Tier 3 are people you occasionally have coffee with, but you don’t go too deep.
Then there’s the (dreaded) ACQUAINTANCE RADIUS.
It sounds like this friend served you well at one point in your life as a Tier 1 person, but as times have changed and you’ve both grown and made different decisions, he is self-selecting into a different Tier by being defensive and insensitive to things that are important to you.
It doesn’t mean you need to ghost him or cut him out completely — you don’t need to tell a person when you make a boundary around them — but it does mean that you are under no obligation to give him the same amount of emotional energy now that you did when you were younger and considered yourselves more aligned.
I would honestly just attempt the path of least drama and become less available. If he inquires, you could let him know that you do care about him so much and the place he held in your life, but that it is hurtful and stressful for you to be around someone who doesn’t feel like an ally right now. You could even tell him what an ally looks like to you.

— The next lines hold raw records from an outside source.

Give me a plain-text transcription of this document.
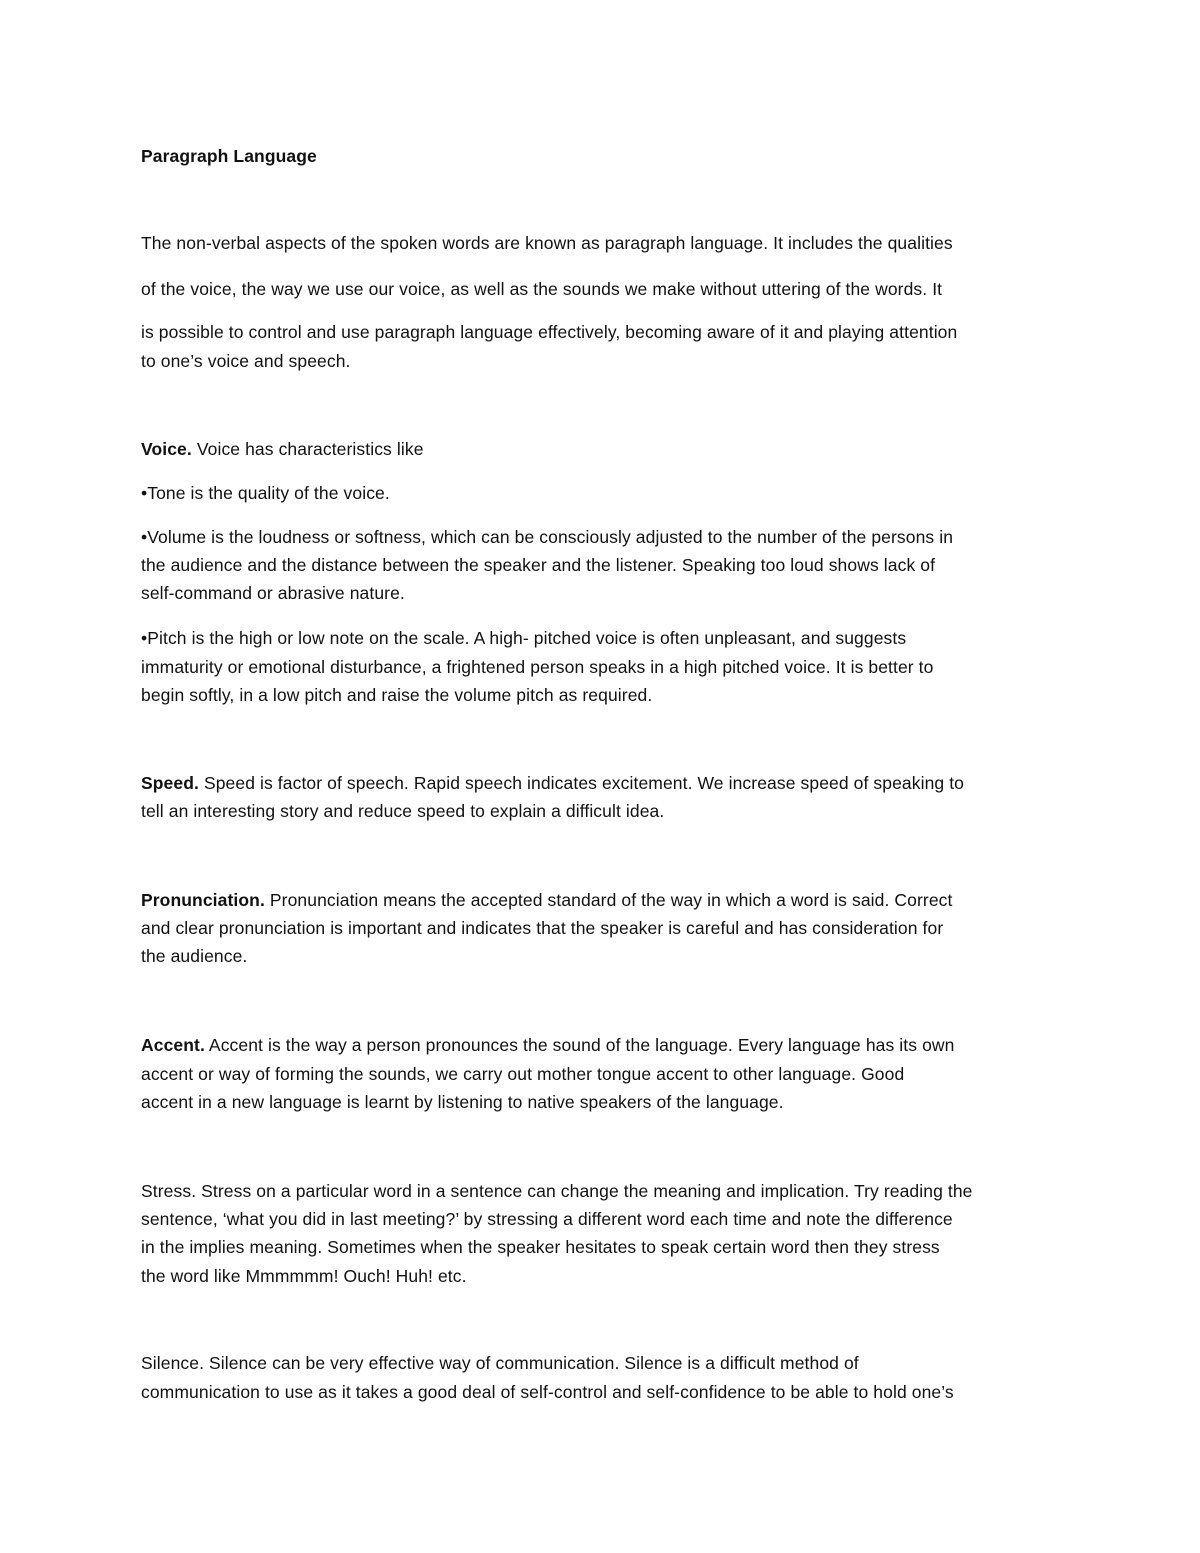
Paragraph Language
The non-verbal aspects of the spoken words are known as paragraph language. It includes the qualities
of the voice, the way we use our voice, as well as the sounds we make without uttering of the words. It
is possible to control and use paragraph language effectively, becoming aware of it and playing attention
to one’s voice and speech.
Voice. Voice has characteristics like
•Tone is the quality of the voice.
•Volume is the loudness or softness, which can be consciously adjusted to the number of the persons in
the audience and the distance between the speaker and the listener. Speaking too loud shows lack of
self-command or abrasive nature.
•Pitch is the high or low note on the scale. A high- pitched voice is often unpleasant, and suggests
immaturity or emotional disturbance, a frightened person speaks in a high pitched voice. It is better to
begin softly, in a low pitch and raise the volume pitch as required.
Speed. Speed is factor of speech. Rapid speech indicates excitement. We increase speed of speaking to
tell an interesting story and reduce speed to explain a difficult idea.
Pronunciation. Pronunciation means the accepted standard of the way in which a word is said. Correct
and clear pronunciation is important and indicates that the speaker is careful and has consideration for
the audience.
Accent. Accent is the way a person pronounces the sound of the language. Every language has its own
accent or way of forming the sounds, we carry out mother tongue accent to other language. Good
accent in a new language is learnt by listening to native speakers of the language.
Stress. Stress on a particular word in a sentence can change the meaning and implication. Try reading the
sentence, ‘what you did in last meeting?’ by stressing a different word each time and note the difference
in the implies meaning. Sometimes when the speaker hesitates to speak certain word then they stress
the word like Mmmmmm! Ouch! Huh! etc.
Silence. Silence can be very effective way of communication. Silence is a difficult method of
communication to use as it takes a good deal of self-control and self-confidence to be able to hold one’s
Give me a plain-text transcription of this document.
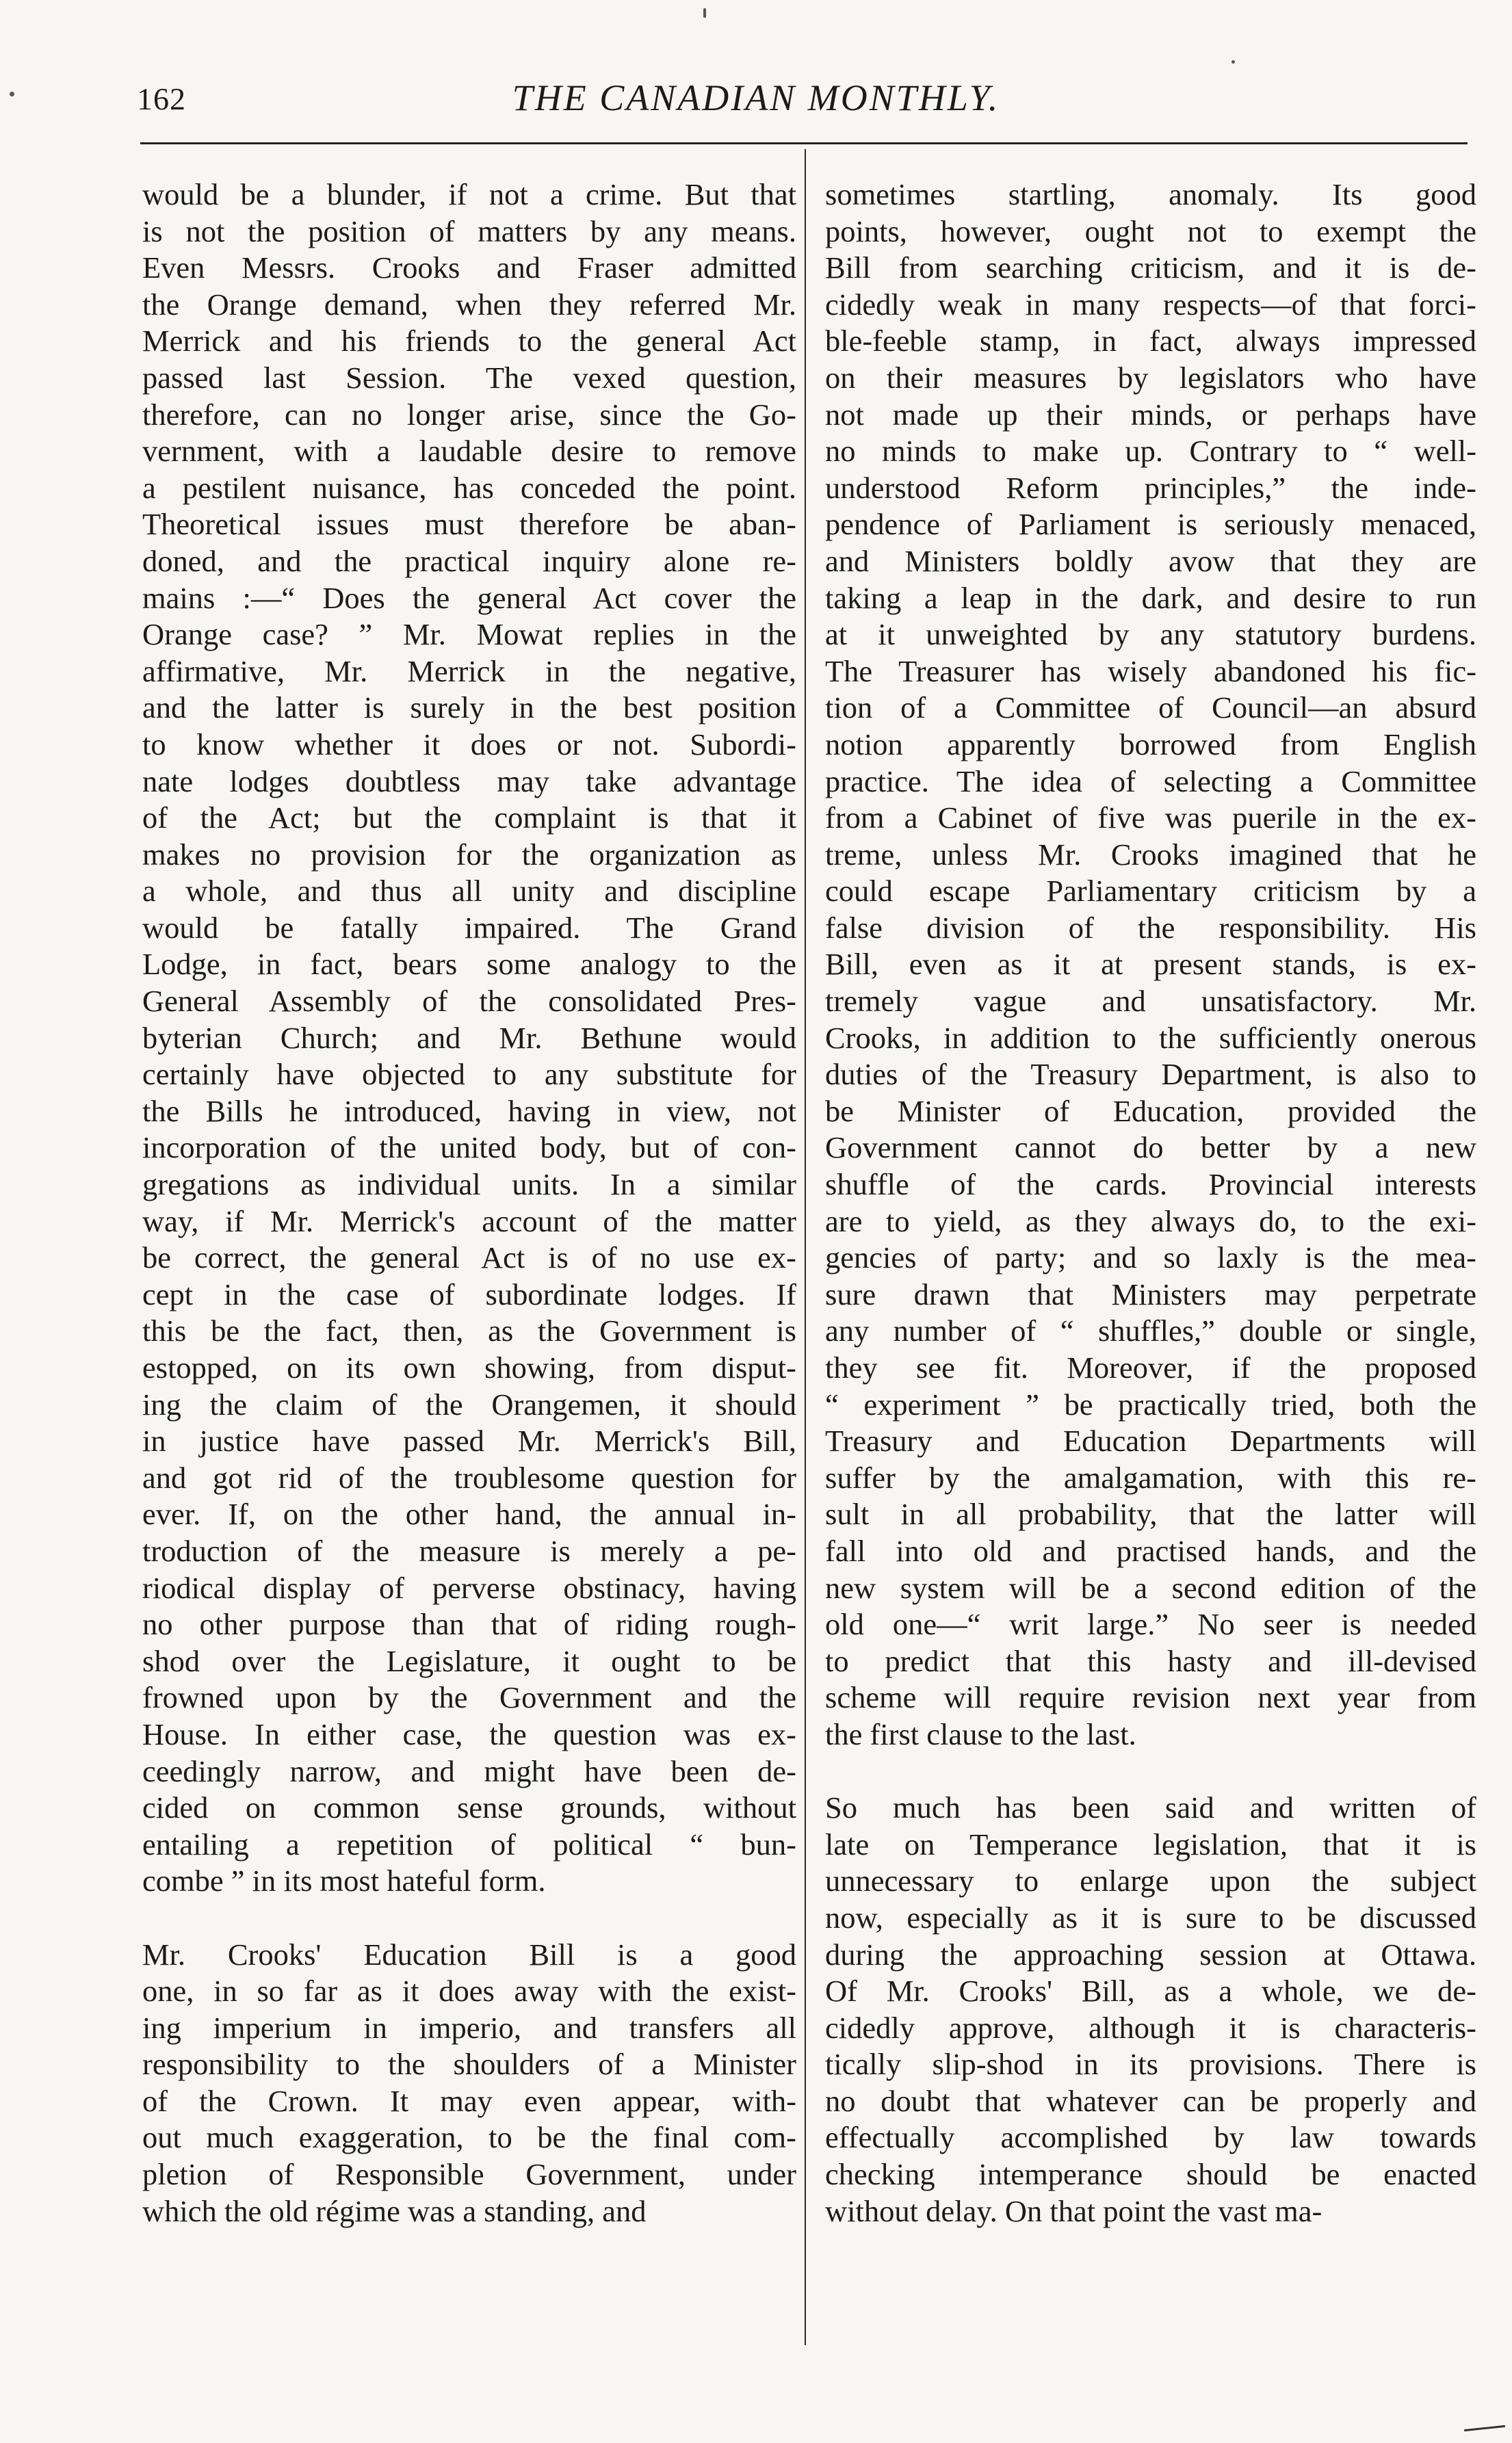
162	THE CANADIAN MONTHLY.
would be a blunder, if not a crime. But that
is not the position of matters by any means.
Even Messrs. Crooks and Fraser admitted
the Orange demand, when they referred Mr.
Merrick and his friends to the general Act
passed last Session. The vexed question,
therefore, can no longer arise, since the Go-
vernment, with a laudable desire to remove
a pestilent nuisance, has conceded the point.
Theoretical issues must therefore be aban-
doned, and the practical inquiry alone re-
mains :—“ Does the general Act cover the
Orange case? ” Mr. Mowat replies in the
affirmative, Mr. Merrick in the negative,
and the latter is surely in the best position
to know whether it does or not. Subordi-
nate lodges doubtless may take advantage
of the Act; but the complaint is that it
makes no provision for the organization as
a whole, and thus all unity and discipline
would be fatally impaired. The Grand
Lodge, in fact, bears some analogy to the
General Assembly of the consolidated Pres-
byterian Church; and Mr. Bethune would
certainly have objected to any substitute for
the Bills he introduced, having in view, not
incorporation of the united body, but of con-
gregations as individual units. In a similar
way, if Mr. Merrick's account of the matter
be correct, the general Act is of no use ex-
cept in the case of subordinate lodges. If
this be the fact, then, as the Government is
estopped, on its own showing, from disput-
ing the claim of the Orangemen, it should
in justice have passed Mr. Merrick's Bill,
and got rid of the troublesome question for
ever. If, on the other hand, the annual in-
troduction of the measure is merely a pe-
riodical display of perverse obstinacy, having
no other purpose than that of riding rough-
shod over the Legislature, it ought to be
frowned upon by the Government and the
House. In either case, the question was ex-
ceedingly narrow, and might have been de-
cided on common sense grounds, without
entailing a repetition of political “ bun-
combe ” in its most hateful form.
Mr. Crooks' Education Bill is a good
one, in so far as it does away with the exist-
ing imperium in imperio, and transfers all
responsibility to the shoulders of a Minister
of the Crown. It may even appear, with-
out much exaggeration, to be the final com-
pletion of Responsible Government, under
which the old régime was a standing, and
sometimes startling, anomaly. Its good
points, however, ought not to exempt the
Bill from searching criticism, and it is de-
cidedly weak in many respects—of that forci-
ble-feeble stamp, in fact, always impressed
on their measures by legislators who have
not made up their minds, or perhaps have
no minds to make up. Contrary to “ well-
understood Reform principles,” the inde-
pendence of Parliament is seriously menaced,
and Ministers boldly avow that they are
taking a leap in the dark, and desire to run
at it unweighted by any statutory burdens.
The Treasurer has wisely abandoned his fic-
tion of a Committee of Council—an absurd
notion apparently borrowed from English
practice. The idea of selecting a Committee
from a Cabinet of five was puerile in the ex-
treme, unless Mr. Crooks imagined that he
could escape Parliamentary criticism by a
false division of the responsibility. His
Bill, even as it at present stands, is ex-
tremely vague and unsatisfactory. Mr.
Crooks, in addition to the sufficiently onerous
duties of the Treasury Department, is also to
be Minister of Education, provided the
Government cannot do better by a new
shuffle of the cards. Provincial interests
are to yield, as they always do, to the exi-
gencies of party; and so laxly is the mea-
sure drawn that Ministers may perpetrate
any number of “ shuffles,” double or single,
they see fit. Moreover, if the proposed
“ experiment ” be practically tried, both the
Treasury and Education Departments will
suffer by the amalgamation, with this re-
sult in all probability, that the latter will
fall into old and practised hands, and the
new system will be a second edition of the
old one—“ writ large.” No seer is needed
to predict that this hasty and ill-devised
scheme will require revision next year from
the first clause to the last.
So much has been said and written of
late on Temperance legislation, that it is
unnecessary to enlarge upon the subject
now, especially as it is sure to be discussed
during the approaching session at Ottawa.
Of Mr. Crooks' Bill, as a whole, we de-
cidedly approve, although it is characteris-
tically slip-shod in its provisions. There is
no doubt that whatever can be properly and
effectually accomplished by law towards
checking intemperance should be enacted
without delay. On that point the vast ma-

For me, part of being an ally is someone acknowledging their own privilege, using their privilege as a resource for the good of others, listening (without being defensive or making everything about themselves or their guilt), and reaching out to offer softness and support when times get tough. That, to me, feels like a very simple acknowledgment of our shared humanity and that of the people around us who are currently suffering A LOT due to the political haunted house that we are all living in.
If he takes that to heart and attempts to show up for you in a way that feels meaningful, wonderful!
But if not, to put it in Shark Tank terms: I don’t have the bandwidth to do self-defense maneuvers and political needling regarding the civil liberties of people I love when I’m supposed to be having recreation and relaxation. For this reason, I’m out.
I do believe that the people you surround yourself with shape your reality. Your time on Earth is limited. Choose situations that nourish you. Does hanging out with this person feel like vitamins? If this friendship cannot offer you sustenance and solidarity right now, kick him to the Tier.